La face cachée des prestations familiales
Compléments et débats sur le projet de simplification

La prise en compte de la famille dans la fiscalité, par la Cour des Comptes

Ce rapport du 19 octobre 2023 justifie d'emblée les errements actuels par la prise en compte des "facultés contributives", précisé par une abondante jurisprudence constitutionnelle. Il n'a pas pour ambition de proposer une réforme d'ensemble, qui nécessiterait d'intégrer dans l'étude les dispositifs sociaux. Les experts parlent aux experts. Ils proposent dix recommandations visant à corriger des aberrations incompréhensibles pour le commun des mortels.

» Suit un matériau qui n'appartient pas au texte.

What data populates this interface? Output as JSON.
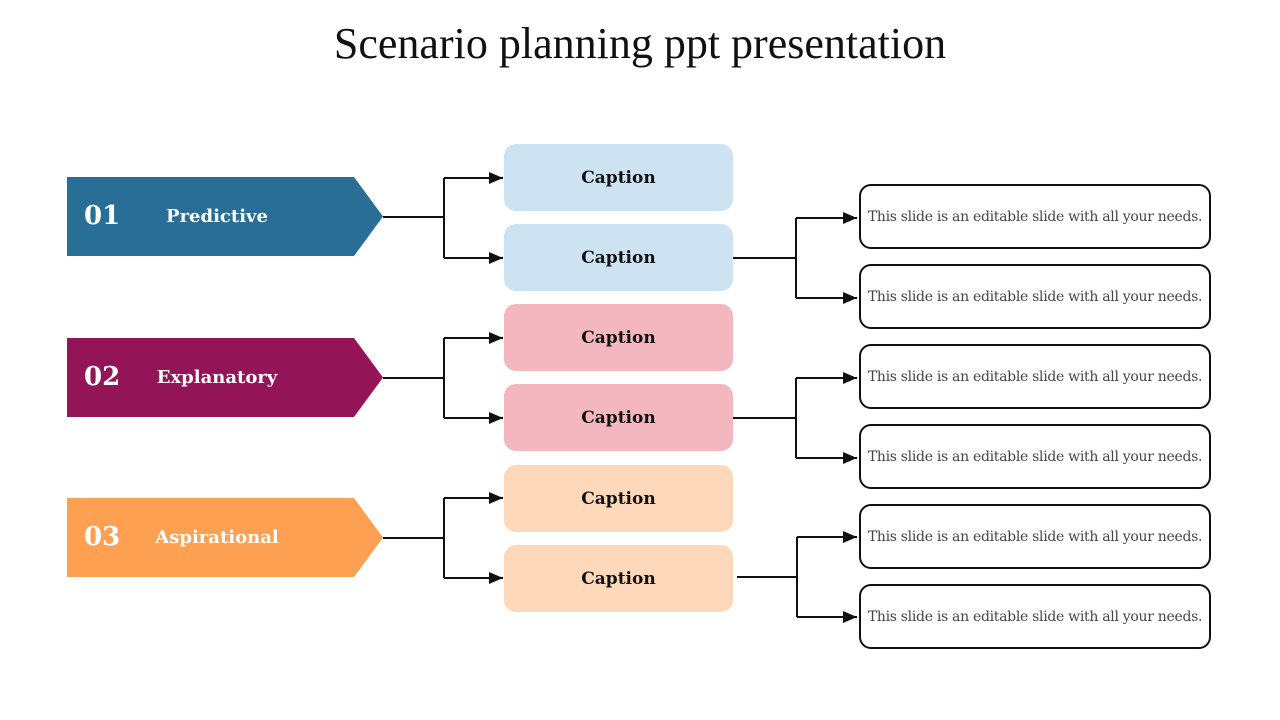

Ce faisant, ils démontrent, sans le reconnaître, que la prise en compte des diverses formes de liens conjugaux est impossible. L'individualisation est la seule voie.
La Cour des Comptes ne suggère pas de supprimer les lois inapplicables, mais d'augmenter les moyens pour les appliquer (contrôles...). Elle est au service d'une bureaucratie toujours plus inquisitrice.

Proposition de loi du 17 octobre 2023 de Thibault Bazin, député LR, pour rétablir une politique familiale ambitieuse

Voir l'analyse ci-jointe (une page, un graphique). C'est une proposition de droite, après plusieurs autres. Sa visée principale est de revenir sur les mesures "Hollande" réduisant les allocations familiales et les réductions d'impôts des familles très aisées. Elle ignore les familles touchant le RSA ou la prime d'activité, ainsi que les foyers monoparentaux.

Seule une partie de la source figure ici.